We first see that the space reuqired to compute [math]\displaystyle{ \mathrm{FING}(M) }[/math] is only [math]\displaystyle{ O(\log n) }[/math] bits. We do not need to compute the value of the product [math]\displaystyle{ \prod_{i=1}^n(r-x_i) }[/math]. Instead, all the computation can be done in the finite field [math]\displaystyle{ \mathbb{Z}_p }[/math] (you need some knowledge in algebra to understand this). So the space requirement is only [math]\displaystyle{ O(\log p)=O(\log n) }[/math].

It is easy to see that the above fingerprint function is invariant under permutations, thus one multiset has only one fingerprint. The next theorem due to Lipton, states that the probability that two distinct multisets have the same fingerprint is small.

Theorem (Lipton 1989)
Let [math]\displaystyle{ M_1=\{x_1,x_2,\ldots,x_n\} }[/math] and [math]\displaystyle{ M_2=\{y_1,y_2,\ldots,y_n\} }[/math] be two multisets whose members are from [math]\displaystyle{ \{1,2,\ldots,n\} }[/math]. If [math]\displaystyle{ M_1\neq M_2 }[/math], then
[math]\displaystyle{ \Pr[\mathrm{FING}(M_1)= \mathrm{FING}(M_2)]=O\left(\frac{1}{n}\right) }[/math].
Proof.
Let [math]\displaystyle{ P_1(u)=\prod_{i=1}^n(u-x_i) }[/math] and [math]\displaystyle{ P_2(u)=\prod_{i=1}^n(u-y_i) }[/math], and let [math]\displaystyle{ Q(u)=P_1(u)-P_2(u) }[/math].

If [math]\displaystyle{ M_1\neq M_2 }[/math], then the polynomials [math]\displaystyle{ P_1 }[/math] and [math]\displaystyle{ P_2 }[/math] are not identical, and the polynomial [math]\displaystyle{ Q\not\equiv 0 }[/math]. We only need to show that [math]\displaystyle{ \Pr[Q(r)\bmod =0]\, }[/math] is small for our choice of random [math]\displaystyle{ p }[/math] and [math]\displaystyle{ r }[/math].

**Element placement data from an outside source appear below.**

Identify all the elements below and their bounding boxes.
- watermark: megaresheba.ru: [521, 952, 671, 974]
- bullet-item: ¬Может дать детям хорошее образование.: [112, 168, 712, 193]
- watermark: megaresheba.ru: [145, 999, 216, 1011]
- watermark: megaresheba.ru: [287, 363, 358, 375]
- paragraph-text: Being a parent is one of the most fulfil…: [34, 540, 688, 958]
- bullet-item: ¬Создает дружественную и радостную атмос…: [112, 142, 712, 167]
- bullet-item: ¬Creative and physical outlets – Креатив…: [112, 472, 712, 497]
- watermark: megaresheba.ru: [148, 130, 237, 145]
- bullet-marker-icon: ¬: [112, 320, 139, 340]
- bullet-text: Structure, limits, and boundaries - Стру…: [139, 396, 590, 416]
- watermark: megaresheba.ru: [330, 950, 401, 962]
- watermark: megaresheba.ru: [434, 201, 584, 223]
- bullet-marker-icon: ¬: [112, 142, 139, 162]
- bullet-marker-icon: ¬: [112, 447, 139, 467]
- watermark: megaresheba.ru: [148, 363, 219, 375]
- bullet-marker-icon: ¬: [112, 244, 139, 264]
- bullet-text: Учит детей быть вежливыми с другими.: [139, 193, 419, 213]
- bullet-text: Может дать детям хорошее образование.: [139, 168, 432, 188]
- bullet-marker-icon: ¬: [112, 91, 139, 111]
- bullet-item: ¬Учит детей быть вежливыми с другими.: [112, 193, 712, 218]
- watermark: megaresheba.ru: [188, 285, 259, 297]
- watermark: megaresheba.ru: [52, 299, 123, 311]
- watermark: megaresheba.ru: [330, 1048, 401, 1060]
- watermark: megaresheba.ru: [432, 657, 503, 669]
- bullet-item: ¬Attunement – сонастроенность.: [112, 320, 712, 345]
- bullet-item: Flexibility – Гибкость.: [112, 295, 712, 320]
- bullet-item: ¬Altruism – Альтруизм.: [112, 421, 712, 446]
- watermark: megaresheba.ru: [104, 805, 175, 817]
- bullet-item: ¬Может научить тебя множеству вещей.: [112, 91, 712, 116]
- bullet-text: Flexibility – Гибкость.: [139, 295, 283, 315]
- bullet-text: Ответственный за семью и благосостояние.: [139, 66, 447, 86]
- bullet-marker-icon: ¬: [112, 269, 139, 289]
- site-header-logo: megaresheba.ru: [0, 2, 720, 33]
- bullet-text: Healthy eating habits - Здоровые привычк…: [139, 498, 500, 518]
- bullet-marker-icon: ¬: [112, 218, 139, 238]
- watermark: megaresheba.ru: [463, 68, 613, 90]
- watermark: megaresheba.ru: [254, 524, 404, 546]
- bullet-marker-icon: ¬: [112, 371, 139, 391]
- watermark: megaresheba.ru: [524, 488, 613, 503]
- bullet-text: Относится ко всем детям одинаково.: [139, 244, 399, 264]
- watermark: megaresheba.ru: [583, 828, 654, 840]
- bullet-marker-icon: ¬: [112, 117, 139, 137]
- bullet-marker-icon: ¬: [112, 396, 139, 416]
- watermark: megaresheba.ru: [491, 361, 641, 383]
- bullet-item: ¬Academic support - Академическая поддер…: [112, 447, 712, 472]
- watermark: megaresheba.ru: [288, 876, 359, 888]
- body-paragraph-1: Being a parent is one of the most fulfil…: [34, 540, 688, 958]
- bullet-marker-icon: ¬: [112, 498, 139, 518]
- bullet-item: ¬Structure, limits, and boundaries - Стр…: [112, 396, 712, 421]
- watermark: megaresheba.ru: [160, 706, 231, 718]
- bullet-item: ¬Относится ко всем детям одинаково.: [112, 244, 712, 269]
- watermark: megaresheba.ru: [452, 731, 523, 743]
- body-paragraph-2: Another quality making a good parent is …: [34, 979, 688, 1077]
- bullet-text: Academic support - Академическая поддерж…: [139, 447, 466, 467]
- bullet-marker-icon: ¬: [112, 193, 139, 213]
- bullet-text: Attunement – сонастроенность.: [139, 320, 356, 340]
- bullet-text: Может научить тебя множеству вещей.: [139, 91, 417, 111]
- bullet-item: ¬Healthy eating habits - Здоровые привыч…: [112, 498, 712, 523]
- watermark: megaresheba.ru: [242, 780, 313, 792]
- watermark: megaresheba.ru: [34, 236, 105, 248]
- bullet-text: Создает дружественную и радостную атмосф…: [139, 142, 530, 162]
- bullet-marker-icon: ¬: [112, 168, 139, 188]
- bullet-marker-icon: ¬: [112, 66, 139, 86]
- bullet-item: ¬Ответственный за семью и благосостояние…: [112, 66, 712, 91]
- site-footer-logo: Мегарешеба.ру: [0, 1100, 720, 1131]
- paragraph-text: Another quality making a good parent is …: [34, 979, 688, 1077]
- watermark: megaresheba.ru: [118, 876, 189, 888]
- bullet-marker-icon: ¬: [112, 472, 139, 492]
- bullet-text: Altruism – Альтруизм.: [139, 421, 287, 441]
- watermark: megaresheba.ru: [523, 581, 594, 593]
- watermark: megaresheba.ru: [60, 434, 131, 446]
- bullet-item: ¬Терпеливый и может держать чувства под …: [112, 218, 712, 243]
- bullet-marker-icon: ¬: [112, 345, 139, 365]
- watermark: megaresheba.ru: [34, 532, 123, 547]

We first show that the probability that [math]\displaystyle{ Q\equiv 0 \bmod p }[/math] is small. Then apply the Schwartz-Zippel technique to show that conditioning on that [math]\displaystyle{ Q\not\equiv 0 \bmod p }[/math], the probability [math]\displaystyle{ Q(r) \bmod p=0 }[/math] is small.

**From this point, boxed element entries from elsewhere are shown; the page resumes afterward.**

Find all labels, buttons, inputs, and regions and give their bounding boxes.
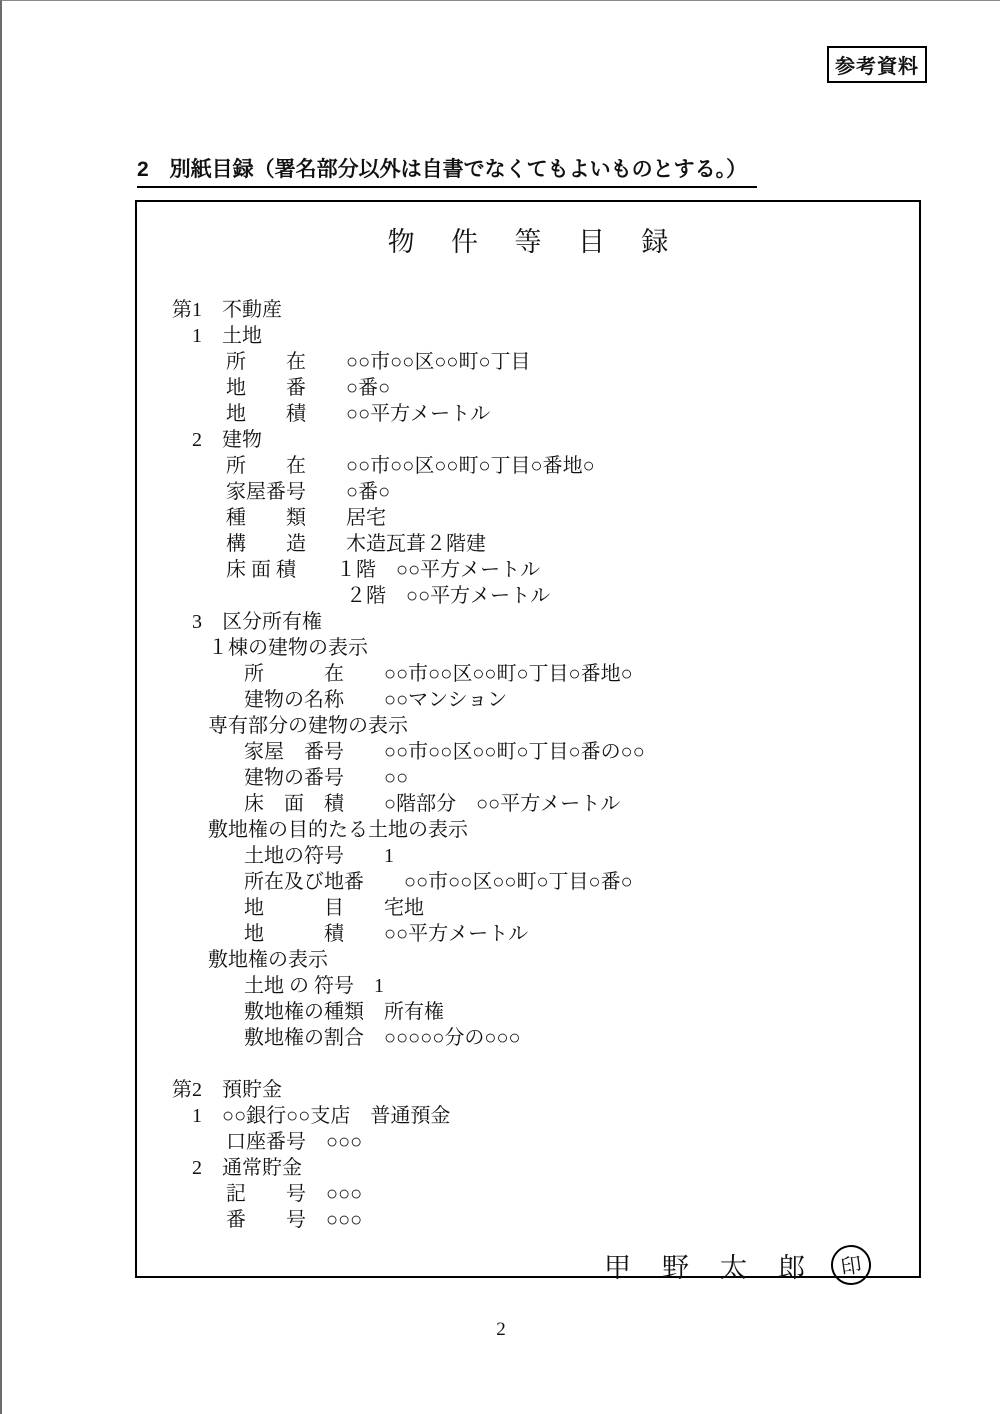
- document-line: 1 土地: [137, 323, 919, 349]
- document-line: 土地の符号 1: [137, 843, 919, 869]
- reference-material-tag: 参考資料: [827, 46, 927, 83]
- document-line: 地 積 ○○平方メートル: [137, 921, 919, 947]
- document-line: 記 号 ○○○: [137, 1181, 919, 1207]
- document-title: 物 件 等 目 録: [137, 220, 919, 259]
- document-line: 構 造 木造瓦葺２階建: [137, 531, 919, 557]
- document-line: 敷地権の目的たる土地の表示: [137, 817, 919, 843]
- signature-row: 甲 野 太 郎 印: [604, 1245, 919, 1285]
- document-line: 建物の名称 ○○マンション: [137, 687, 919, 713]
- document-line: 1 ○○銀行○○支店 普通預金: [137, 1103, 919, 1129]
- seal-label: 印: [839, 1249, 864, 1282]
- document-line: 所 在 ○○市○○区○○町○丁目○番地○: [137, 453, 919, 479]
- document-line: 床 面 積 １階 ○○平方メートル: [137, 557, 919, 583]
- seal-icon: 印: [828, 1242, 873, 1287]
- document-line: 第2 預貯金: [137, 1077, 919, 1103]
- document-line: 口座番号 ○○○: [137, 1129, 919, 1155]
- document-line: 家屋番号 ○番○: [137, 479, 919, 505]
- document-line: 種 類 居宅: [137, 505, 919, 531]
- document-line: 床 面 積 ○階部分 ○○平方メートル: [137, 791, 919, 817]
- section-heading: 2 別紙目録（署名部分以外は自書でなくてもよいものとする。）: [137, 153, 757, 188]
- document-line: 所 在 ○○市○○区○○町○丁目: [137, 349, 919, 375]
- document-line: 地 番 ○番○: [137, 375, 919, 401]
- document-line: [137, 1051, 919, 1077]
- page-number: 2: [2, 1319, 1000, 1341]
- document-line: 2 建物: [137, 427, 919, 453]
- document-line: 2 通常貯金: [137, 1155, 919, 1181]
- document-line: 専有部分の建物の表示: [137, 713, 919, 739]
- document-line: 所在及び地番 ○○市○○区○○町○丁目○番○: [137, 869, 919, 895]
- document-line: 地 目 宅地: [137, 895, 919, 921]
- document-line: 敷地権の割合 ○○○○○分の○○○: [137, 1025, 919, 1051]
- document-line: 番 号 ○○○: [137, 1207, 919, 1233]
- document-line: ２階 ○○平方メートル: [137, 583, 919, 609]
- document-line: 3 区分所有権: [137, 609, 919, 635]
- document-line: 地 積 ○○平方メートル: [137, 401, 919, 427]
- signature-name: 甲 野 太 郎: [604, 1246, 807, 1285]
- document-line: 敷地権の表示: [137, 947, 919, 973]
- document-box: 物 件 等 目 録 第1 不動産1 土地所 在 ○○市○○区○○町○丁目地 番 …: [135, 200, 921, 1278]
- document-line: １棟の建物の表示: [137, 635, 919, 661]
- document-line: 建物の番号 ○○: [137, 765, 919, 791]
- document-line: 所 在 ○○市○○区○○町○丁目○番地○: [137, 661, 919, 687]
- page: 参考資料 2 別紙目録（署名部分以外は自書でなくてもよいものとする。） 物 件 …: [0, 0, 1000, 1414]
- document-line: 第1 不動産: [137, 297, 919, 323]
- document-line: 土地 の 符号 1: [137, 973, 919, 999]
- document-line: 敷地権の種類 所有権: [137, 999, 919, 1025]
- document-line: 家屋 番号 ○○市○○区○○町○丁目○番の○○: [137, 739, 919, 765]
- document-body: 第1 不動産1 土地所 在 ○○市○○区○○町○丁目地 番 ○番○地 積 ○○平…: [137, 297, 919, 1233]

Expand [math]\displaystyle{ Q(u) }[/math] in form of [math]\displaystyle{ Q(u)=\sum_{k=0}^n a_i u^k }[/math]. It can be verified by induction on [math]\displaystyle{ n }[/math] that for any coefficient [math]\displaystyle{ a_k }[/math], it holds that [math]\displaystyle{ |a_k|\le 2n\cdot 2^{n} }[/math].

Since [math]\displaystyle{ Q\not\equiv 0 }[/math], it has at least one nonzero coefficient [math]\displaystyle{ c\neq 0 }[/math], and it holds that [math]\displaystyle{ |c|\le 2n\cdot 2^{n} }[/math]. Then with the same analysis as in the problem of EQ, by our choice of random [math]\displaystyle{ p }[/math],

[math]\displaystyle{ \Pr[c\bmod p=0]=O\left(\frac{1}{n}\right) }[/math].

Conditioning on that [math]\displaystyle{ Q\not\equiv 0 }[/math] after modulo [math]\displaystyle{ p }[/math], since the degree of [math]\displaystyle{ Q }[/math] is at most [math]\displaystyle{ n }[/math], [math]\displaystyle{ Q }[/math] has at most [math]\displaystyle{ n }[/math] roots. Since [math]\displaystyle{ p\in[(n\log n)^2,2(n\log n)^2] }[/math], therefore [math]\displaystyle{ r }[/math] is uniformly distributed over a set of size at least [math]\displaystyle{ (n\log n)^2 }[/math]. Therefore, the probability that [math]\displaystyle{ Q(r)\bmod p =0 }[/math] conditioning on that [math]\displaystyle{ Q\not\equiv 0\bmod p }[/math] is at most [math]\displaystyle{ \frac{1}{n(\log n)^2} }[/math].

By the union bound, [math]\displaystyle{ \Pr[\mathrm{FING}(M_1)= \mathrm{FING}(M_2)]=O\left(\frac{1}{n}\right) }[/math].

[math]\displaystyle{ \square }[/math]

Checking distinctness by fingerprinting multisets

We now have a fingerprint function for multisets, which is useful for checking the identities of multisets. To solve the problem of checking distinctness, we just check whether the input multiset [math]\displaystyle{ M }[/math] is identical to the set [math]\displaystyle{ \{1,2,\ldots,n\} }[/math].